Like everyone else, during this quieter time of work, I am doing ‘admin’ (luckily for me I am someone that loves being organised and admin!). I was re-reading Fostering Hope’s preparation for fostering books, Reframing Foster Care by Jason Johnson and Ready or Not by Pam Parish. These books are filled with wisdom, encouragement, and Gospel truths about why we should step into foster care and caring for vulnerable children. As well as being aware of the costs of this step in our marriages, families, and communities.
Stepping into the hard, stepping into the needs around us will come at costs, BUT it is what God wants us to do and it forces us to trust Him. It forces us to seek Him more, rely on Him more, read and study His word more, be vulnerable and seek counsel from Christian brothers and sisters more, and receive His mercy, and ultimate find joy.
He tells us to love the people He puts in front of us and walk into the plan He has for our lives that may lead to earthly sacrifice, hardship, and pain but ultimately His joy mercy, and love for eternity.
How do we know what is God’s plan for our lives? As someone that is a ‘doer’ I have never been one to sit and wait on God for a plan, but kept moving forward praying into situations, praying for doors to be opened and closed, and being open to who God is putting around me. However, I never would have thought five years ago when we took our first foster care placement that it would lead me to being an advocate for vulnerable children, be the actual person asking Christians to open their Bibles and see God’s mandate to open their homes and hearts to the most vulnerable members in our community, and be the actual person trying to inspire church leaders to take up this mandate too. I didn’t set out to do this, I still feel so massively underequipped, unskilled, and unwise to be doing it and this fear can paralyse me sometimes, but the need is massive, the call is clear, and we need Christians to be stepping up.
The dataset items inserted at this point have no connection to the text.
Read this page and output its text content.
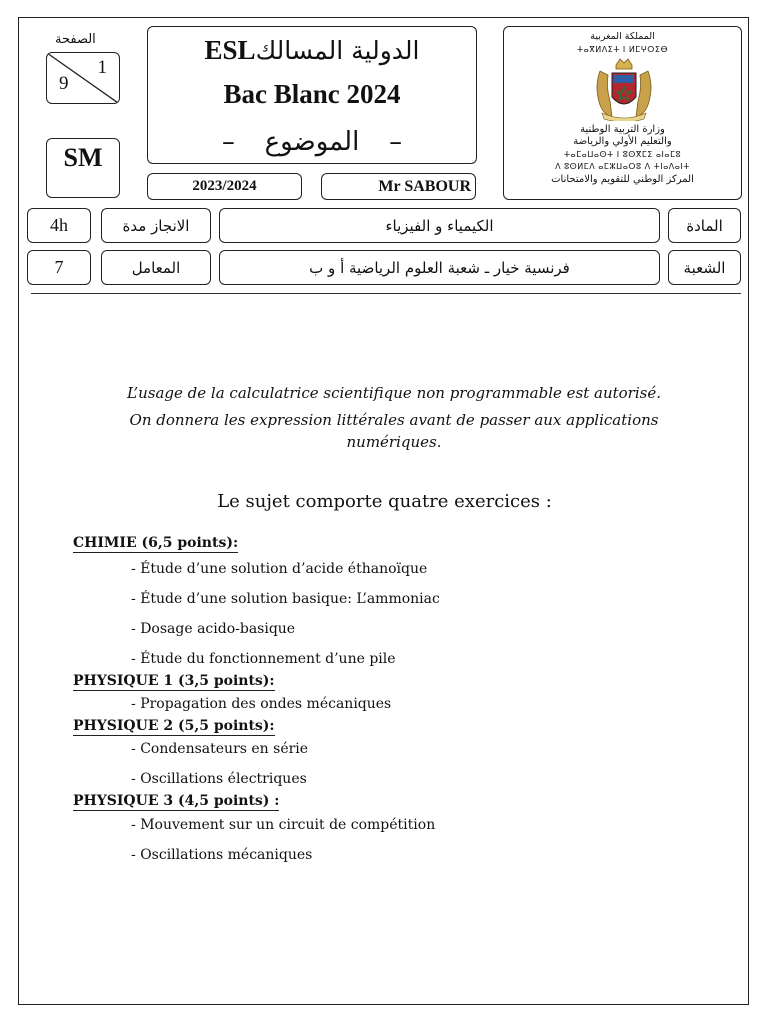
الصفحة
1
9
SM
ESLالدولية المسالك
Bac Blanc 2024
– الموضوع –
2023/2024	Mr SABOUR
المملكة المغربية
ⵜⴰⴳⵍⴷⵉⵜ ⵏ ⵍⵎⵖⵔⵉⴱ
وزارة التربية الوطنية
والتعليم الأولي والرياضة
ⵜⴰⵎⴰⵡⴰⵙⵜ ⵏ ⵓⵙⴳⵎⵉ ⴰⵏⴰⵎⵓ
ⴷ ⵓⵙⵍⵎⴷ ⴰⵎⵣⵡⴰⵔⵓ ⴷ ⵜⵏⴰⴷⴰⵏⵜ
المركز الوطني للتقويم والامتحانات
4h	الانجاز مدة	الكيمياء و الفيزياء	المادة
7	المعامل	فرنسية خيار ـ شعبة العلوم الرياضية أ و ب	الشعبة
L’usage de la calculatrice scientifique non programmable est autorisé.
On donnera les expression littérales avant de passer aux applications numériques.
Le sujet comporte quatre exercices :
CHIMIE (6,5 points):
- Étude d’une solution d’acide éthanoïque
- Étude d’une solution basique: L’ammoniac
- Dosage acido-basique
- Étude du fonctionnement d’une pile
PHYSIQUE 1 (3,5 points):
- Propagation des ondes mécaniques
PHYSIQUE 2 (5,5 points):
- Condensateurs en série
- Oscillations électriques
PHYSIQUE 3 (4,5 points) :
- Mouvement sur un circuit de compétition
- Oscillations mécaniques
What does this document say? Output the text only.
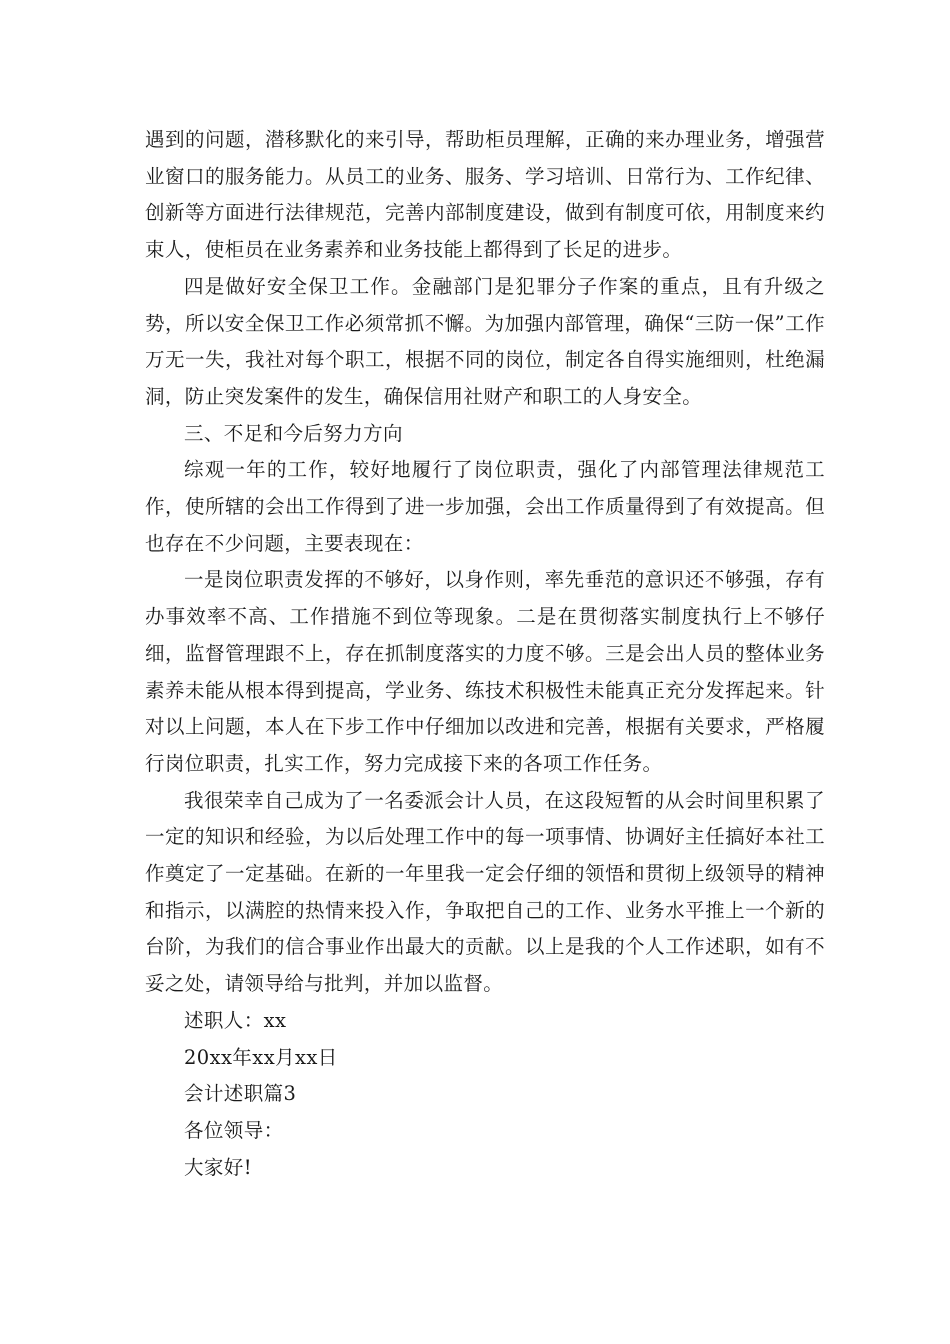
遇到的问题，潜移默化的来引导，帮助柜员理解，正确的来办理业务，增强营业窗口的服务能力。从员工的业务、服务、学习培训、日常行为、工作纪律、创新等方面进行法律规范，完善内部制度建设，做到有制度可依，用制度来约束人，使柜员在业务素养和业务技能上都得到了长足的进步。

四是做好安全保卫工作。金融部门是犯罪分子作案的重点，且有升级之势，所以安全保卫工作必须常抓不懈。为加强内部管理，确保“三防一保”工作万无一失，我社对每个职工，根据不同的岗位，制定各自得实施细则，杜绝漏洞，防止突发案件的发生，确保信用社财产和职工的人身安全。

三、不足和今后努力方向

综观一年的工作，较好地履行了岗位职责，强化了内部管理法律规范工作，使所辖的会出工作得到了进一步加强，会出工作质量得到了有效提高。但也存在不少问题，主要表现在：

一是岗位职责发挥的不够好，以身作则，率先垂范的意识还不够强，存有办事效率不高、工作措施不到位等现象。二是在贯彻落实制度执行上不够仔细，监督管理跟不上，存在抓制度落实的力度不够。三是会出人员的整体业务素养未能从根本得到提高，学业务、练技术积极性未能真正充分发挥起来。针对以上问题，本人在下步工作中仔细加以改进和完善，根据有关要求，严格履行岗位职责，扎实工作，努力完成接下来的各项工作任务。

我很荣幸自己成为了一名委派会计人员，在这段短暂的从会时间里积累了一定的知识和经验，为以后处理工作中的每一项事情、协调好主任搞好本社工作奠定了一定基础。在新的一年里我一定会仔细的领悟和贯彻上级领导的精神和指示，以满腔的热情来投入作，争取把自己的工作、业务水平推上一个新的台阶，为我们的信合事业作出最大的贡献。以上是我的个人工作述职，如有不妥之处，请领导给与批判，并加以监督。

述职人：xx

20xx年xx月xx日

会计述职篇3

各位领导：

大家好!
What is God calling you to do? Who is God putting in front of you? What is that niggling prayer, worry on your heart? Jason Johnson on page 57-58 of Reframing Foster Care says
Let me be as honest and encouraging as I can possibly be: if you keep thinking about it, talking about it, and praying about it, that’s probably a sign that you would be great at it and just need to jump in there and do it… At the risk of sounding unspiritual, allow me to suggest this: while the decision to follow through with involvement in foster care is certainly not appropriate for all it definitely is for some, and perhaps the most spiritual thing you can do is stop praying about whether you should follow through and just do it, choosing to believe that the costs you’ll incur will be worth it for the gain a child may receive.
What is the thing God is asking you to do? I encourage you to, live aware to this need, keep praying about it AND remain open to how God may be whispering an answer. So often we pray about something and then keep busy, if we do this, we risk missing the obvious sign God is putting in front of us or if we see a response to the prayer, we ask God again! I encourage you to live a life flexible enough to be ready to hear from God, see a need, and step into it. As Christine Caine puts it in Undaunted (page 174),
It’s so easy to stay locked in a selfish cycle of my time, my objectives, my plans. But God asks to transform you know His image: to see what He sees, feel what He feels, love as He loves (174).
God tells us to love the orphan, the fatherless, the vulnerable, and to not hinder children coming to know Him. He adopts us into His family and He tells us to do the same. He tells us to find our identity in Him. If you are someone who Jesus laid down his life for, well these kids and their families need to know the invaluable worth of being fully and unconditionally loved just like you. If our personal sense of identity is strongly rooted in the Bible, in God, in knowing Jesus laid down his life for us, then we have the courage and strength to move forward, even when the costs are high because that’s what people like us do (adapted from Reframing Foster Care, pp 55-56).